L’album Forgotten Days de Pallbearer sortira le 23 octobre 2020 via Nuclear Blast.
Untitled With Drums
Nous n’attendions peut-être pas les clermontois à un tel niveau d’excellence. Leur post-metal sombre et mélodique est carrément sublimé sur ce deuxième album, à travers une production n’ayant rien à envier à leurs influences américaines. Leur leader, Martin LB se montre particulièrement inspiré, révélant une sensibilité vocale pleine de nuances et de spleen absolument décisive, et précisons-le en tant que chanteur bassiste. Plus largement le groupe construit collectivement, avec une cohésion remarquable, une musique personnelle, basée sur de solides compositions et d’excellentes chansons. Il se distingue par sa capacité à synthétiser avec passion et humilité leurs attirances pour le grunge, le metal, le doom, le shoegaze, le néo métal, le sludge et même la pop. Parcouru de part en part, par un vent de mélancolie extrêmement sincère, sans maniérisme, Hollow marque indéniablement de son empreinte l’année métal 2020, en s’adressant aussi bien aux fans de Deftones, Quicksand, Torche, que ceux d’Alice In Chains, Jesu ou Helmet.
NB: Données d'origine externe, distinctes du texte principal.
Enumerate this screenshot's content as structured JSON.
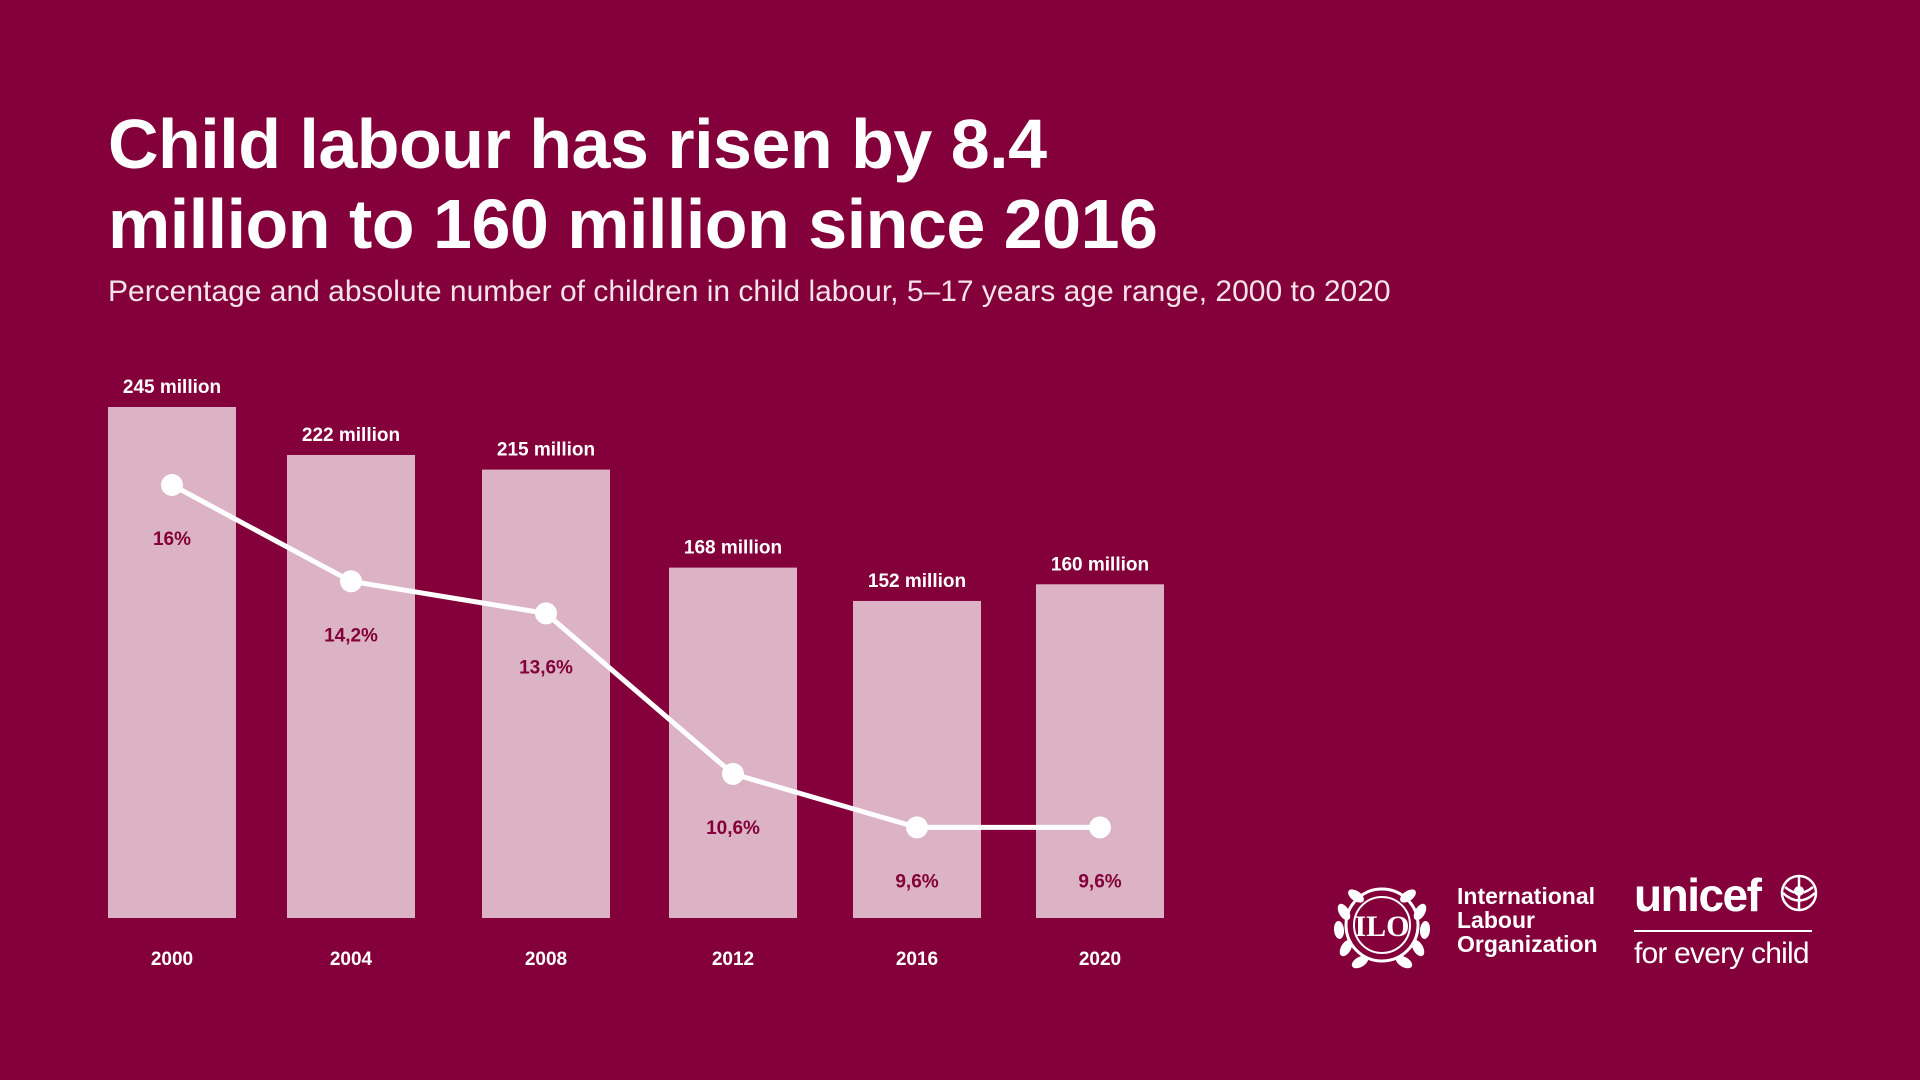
{
  "title_lines": [
    "Child labour has risen by 8.4",
    "million to 160 million since 2016"
  ],
  "subtitle": "Percentage and absolute number of children in child labour, 5–17 years age range, 2000 to 2020",
  "colors": {
    "background": "#83003a",
    "bar": "#dbb3c4",
    "line": "#ffffff",
    "percent_label": "#83003a",
    "text": "#ffffff"
  },
  "chart_data": {
    "type": "bar",
    "categories": [
      "2000",
      "2004",
      "2008",
      "2012",
      "2016",
      "2020"
    ],
    "series": [
      {
        "values": [
          245,
          222,
          215,
          168,
          152,
          160
        ],
        "labels": [
          "245 million",
          "222 million",
          "215 million",
          "168 million",
          "152  million",
          "160 million"
        ],
        "mark": "bar"
      },
      {
        "values": [
          16,
          14.2,
          13.6,
          10.6,
          9.6,
          9.6
        ],
        "labels": [
          "16%",
          "14,2%",
          "13,6%",
          "10,6%",
          "9,6%",
          "9,6%"
        ],
        "mark": "line"
      }
    ],
    "title": "Child labour has risen by 8.4 million to 160 million since 2016",
    "subtitle": "Percentage and absolute number of children in child labour, 5–17 years age range, 2000 to 2020",
    "xlabel": "",
    "ylabel": "",
    "ylim_bars": [
      0,
      245
    ],
    "ylim_line": [
      0,
      16
    ],
    "grid": false,
    "legend": "none"
  },
  "logos": {
    "ilo": {
      "emblem_text": "ILO",
      "name_lines": [
        "International",
        "Labour",
        "Organization"
      ],
      "icon": "ilo-emblem-icon"
    },
    "unicef": {
      "wordmark": "unicef",
      "tagline": "for every child",
      "icon": "unicef-globe-icon"
    }
  }
}
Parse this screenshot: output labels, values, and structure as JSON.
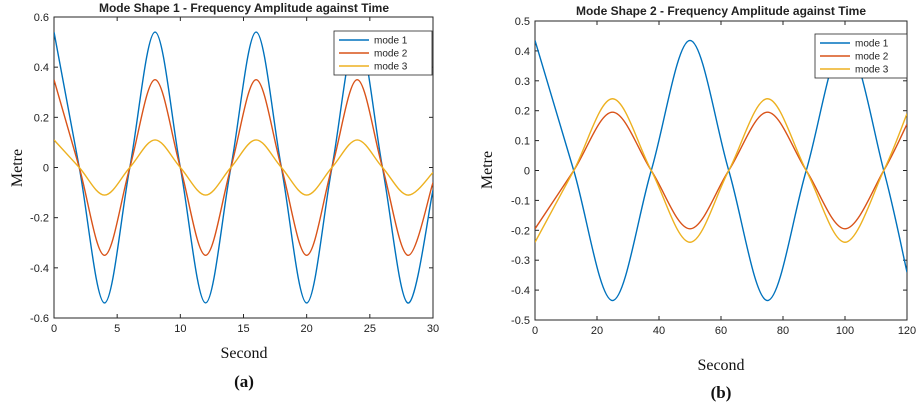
{
  "chart_data": [
    {
      "type": "line",
      "panel_label": "(a)",
      "title": "Mode Shape 1 - Frequency Amplitude against Time",
      "xlabel": "Second",
      "ylabel": "Metre",
      "xlim": [
        0,
        30
      ],
      "ylim": [
        -0.6,
        0.6
      ],
      "xticks": [
        0,
        5,
        10,
        15,
        20,
        25,
        30
      ],
      "xtick_labels": [
        "0",
        "5",
        "10",
        "15",
        "20",
        "25",
        "30"
      ],
      "yticks": [
        -0.6,
        -0.4,
        -0.2,
        0,
        0.2,
        0.4,
        0.6
      ],
      "ytick_labels": [
        "-0.6",
        "-0.4",
        "-0.2",
        "0",
        "0.2",
        "0.4",
        "0.6"
      ],
      "grid": false,
      "legend_position": "top-right",
      "series": [
        {
          "name": "mode 1",
          "color": "#0072BD",
          "x": [
            0,
            2,
            4,
            6,
            8,
            10,
            12,
            14,
            16,
            18,
            20,
            22,
            24,
            26,
            28,
            30
          ],
          "y": [
            0.54,
            0,
            -0.54,
            0,
            0.54,
            0,
            -0.54,
            0,
            0.54,
            0,
            -0.54,
            0,
            0.54,
            0,
            -0.54,
            -0.09
          ]
        },
        {
          "name": "mode 2",
          "color": "#D95319",
          "x": [
            0,
            2,
            4,
            6,
            8,
            10,
            12,
            14,
            16,
            18,
            20,
            22,
            24,
            26,
            28,
            30
          ],
          "y": [
            0.35,
            0,
            -0.35,
            0,
            0.35,
            0,
            -0.35,
            0,
            0.35,
            0,
            -0.35,
            0,
            0.35,
            0,
            -0.35,
            -0.06
          ]
        },
        {
          "name": "mode 3",
          "color": "#EDB120",
          "x": [
            0,
            2,
            4,
            6,
            8,
            10,
            12,
            14,
            16,
            18,
            20,
            22,
            24,
            26,
            28,
            30
          ],
          "y": [
            0.11,
            0,
            -0.11,
            0,
            0.11,
            0,
            -0.11,
            0,
            0.11,
            0,
            -0.11,
            0,
            0.11,
            0,
            -0.11,
            -0.02
          ]
        }
      ]
    },
    {
      "type": "line",
      "panel_label": "(b)",
      "title": "Mode Shape 2 - Frequency Amplitude against Time",
      "xlabel": "Second",
      "ylabel": "Metre",
      "xlim": [
        0,
        120
      ],
      "ylim": [
        -0.5,
        0.5
      ],
      "xticks": [
        0,
        20,
        40,
        60,
        80,
        100,
        120
      ],
      "xtick_labels": [
        "0",
        "20",
        "40",
        "60",
        "80",
        "100",
        "120"
      ],
      "yticks": [
        -0.5,
        -0.4,
        -0.3,
        -0.2,
        -0.1,
        0,
        0.1,
        0.2,
        0.3,
        0.4,
        0.5
      ],
      "ytick_labels": [
        "-0.5",
        "-0.4",
        "-0.3",
        "-0.2",
        "-0.1",
        "0",
        "0.1",
        "0.2",
        "0.3",
        "0.4",
        "0.5"
      ],
      "grid": false,
      "legend_position": "top-right",
      "series": [
        {
          "name": "mode 1",
          "color": "#0072BD",
          "x": [
            0,
            12.5,
            25,
            37.5,
            50,
            62.5,
            75,
            87.5,
            100,
            112.5,
            120
          ],
          "y": [
            0.435,
            0,
            -0.435,
            0,
            0.435,
            0,
            -0.435,
            0,
            0.435,
            0,
            -0.34
          ]
        },
        {
          "name": "mode 2",
          "color": "#D95319",
          "x": [
            0,
            12.5,
            25,
            37.5,
            50,
            62.5,
            75,
            87.5,
            100,
            112.5,
            120
          ],
          "y": [
            -0.195,
            0,
            0.195,
            0,
            -0.195,
            0,
            0.195,
            0,
            -0.195,
            0,
            0.155
          ]
        },
        {
          "name": "mode 3",
          "color": "#EDB120",
          "x": [
            0,
            12.5,
            25,
            37.5,
            50,
            62.5,
            75,
            87.5,
            100,
            112.5,
            120
          ],
          "y": [
            -0.24,
            0,
            0.24,
            0,
            -0.24,
            0,
            0.24,
            0,
            -0.24,
            0,
            0.19
          ]
        }
      ]
    }
  ]
}
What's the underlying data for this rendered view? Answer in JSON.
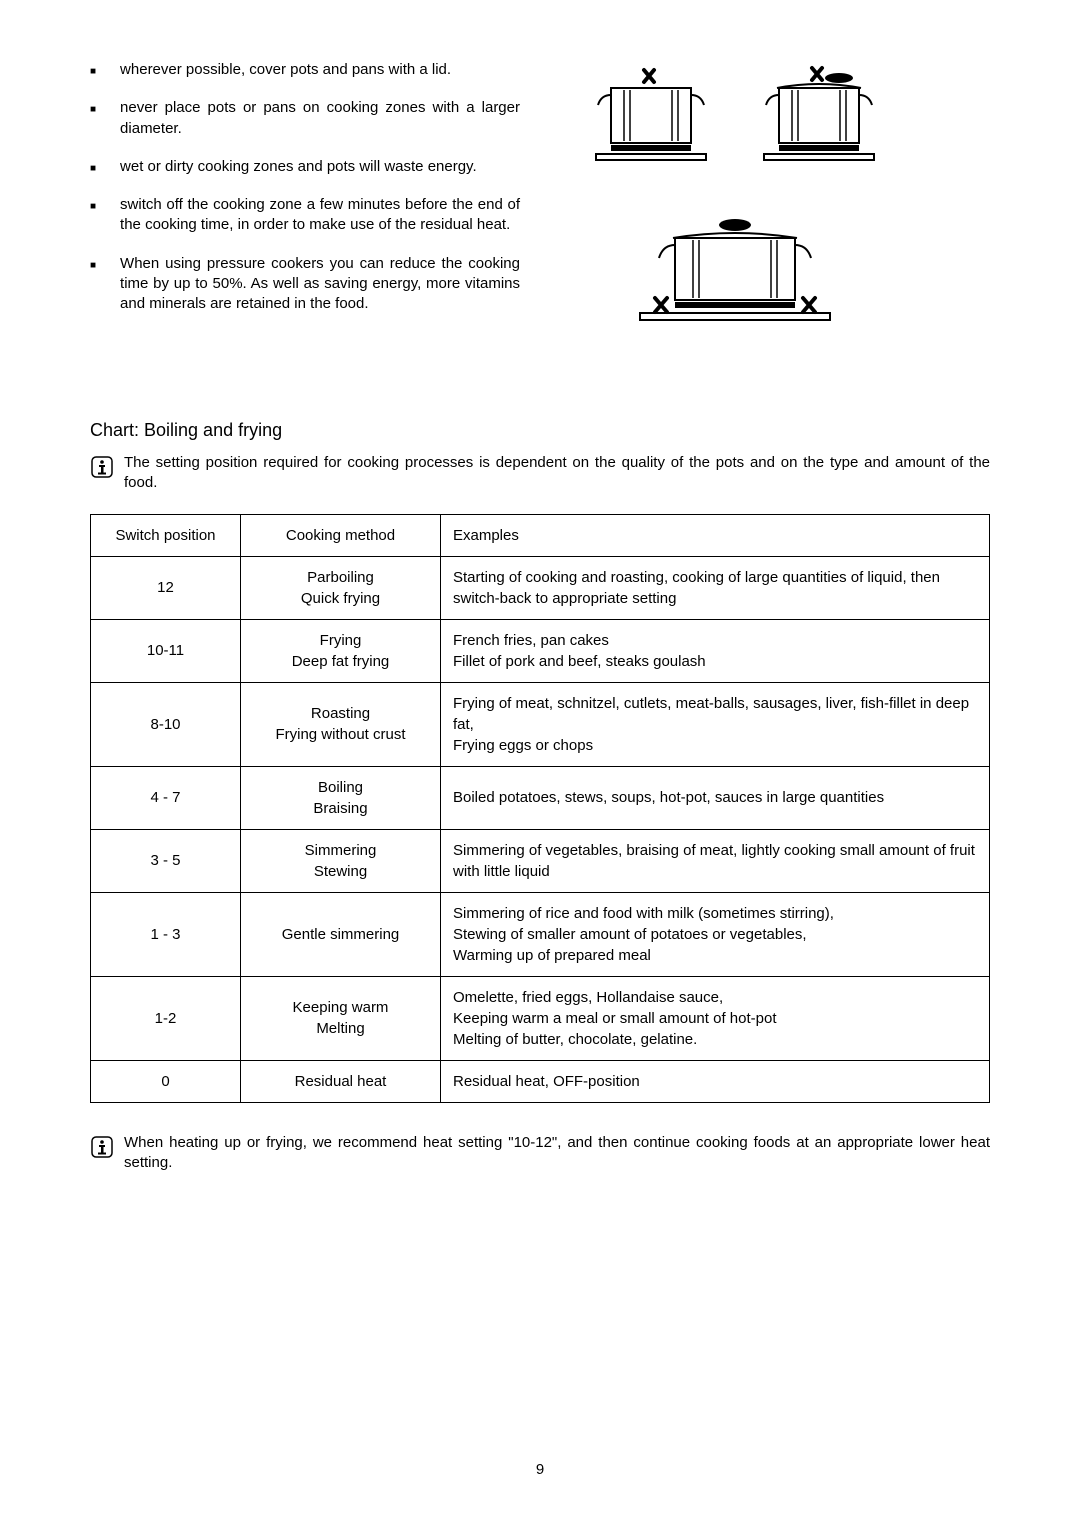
{
  "bullets": [
    "wherever possible, cover pots and pans with a lid.",
    "never place pots or pans on cooking zones with a larger diameter.",
    "wet or dirty cooking zones and pots will waste energy.",
    "switch off the cooking zone a few minutes before the end of the cooking time, in order to make use of the residual heat.",
    "When using pressure cookers you can reduce the cooking time by up to 50%. As well as saving energy, more vitamins and minerals are retained in the food."
  ],
  "chart": {
    "title": "Chart:  Boiling and frying",
    "info_top": "The setting position required for cooking processes is dependent on the quality of the pots and on the type and amount of the food.",
    "info_bottom": "When heating up or frying, we recommend heat setting \"10-12\", and then continue cooking foods at an appropriate lower heat setting.",
    "columns": [
      "Switch position",
      "Cooking method",
      "Examples"
    ],
    "rows": [
      {
        "switch": "12",
        "method": [
          "Parboiling",
          "Quick frying"
        ],
        "examples": "Starting of cooking and roasting, cooking of large quantities of liquid, then switch-back to appropriate setting"
      },
      {
        "switch": "10-11",
        "method": [
          "Frying",
          "Deep fat frying"
        ],
        "examples": "French fries, pan cakes\nFillet of pork and beef, steaks goulash"
      },
      {
        "switch": "8-10",
        "method": [
          "Roasting",
          "Frying without crust"
        ],
        "examples": "Frying of meat, schnitzel, cutlets, meat-balls, sausages, liver, fish-fillet in deep fat,\nFrying eggs or chops"
      },
      {
        "switch": "4 - 7",
        "method": [
          "Boiling",
          "Braising"
        ],
        "examples": "Boiled potatoes, stews, soups, hot-pot, sauces in large quantities"
      },
      {
        "switch": "3 - 5",
        "method": [
          "Simmering",
          "Stewing"
        ],
        "examples": "Simmering of vegetables, braising of meat, lightly cooking small amount of fruit with little liquid"
      },
      {
        "switch": "1 - 3",
        "method": [
          "Gentle simmering"
        ],
        "examples": "Simmering of rice and food with milk (sometimes stirring),\nStewing of smaller amount of potatoes or vegetables,\nWarming up of prepared meal"
      },
      {
        "switch": "1-2",
        "method": [
          "Keeping warm",
          "Melting"
        ],
        "examples": "Omelette, fried eggs, Hollandaise sauce,\nKeeping warm a meal or small amount of hot-pot\nMelting of butter, chocolate, gelatine."
      },
      {
        "switch": "0",
        "method": [
          "Residual heat"
        ],
        "examples": "Residual heat, OFF-position"
      }
    ]
  },
  "page_number": "9"
}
L’album Hollow d’Untilted With Drums est disponible en France via Araki Records et Atypeek Music depuis le 06 mars 2020.
Skeletal Remains
En manque de headbang, de growl et de stage diving ? Une bonne rasade de Skeletal Remains devrait vous remettre les idées en place. Leur trash metal violent et brutal tendance death metal old school ne laisse aucun répit sur la longueur d’un album dévastateur et implacable, même si le groupe isole, dans la grande tradition « heroic-fantasy » des plages de transitions climatiques. Batterie hystérique, riffs et solos de guitares dégoulinants, basse galopante, chant hargneux et sanguinaire, tels sont les ingrédients de cette musique radicale et guerrière, qui se signale néanmoins par son envie de célébrer les pionniers du genre comme Death, Carcass, Deicide, Sepultura… Âmes sensibles s’abstenir, pour les autres, foncez !
L’album The Entombment Of Chaos de Skeletal Remains est disponible depuis le 11 septembre 2020 via Century Media.
L’ensemble de ces artistes est à découvrir tous les soirs de minuit à 1h sur Le Chantier, et plus généralement, sur notre webradio La Messe de Minuit.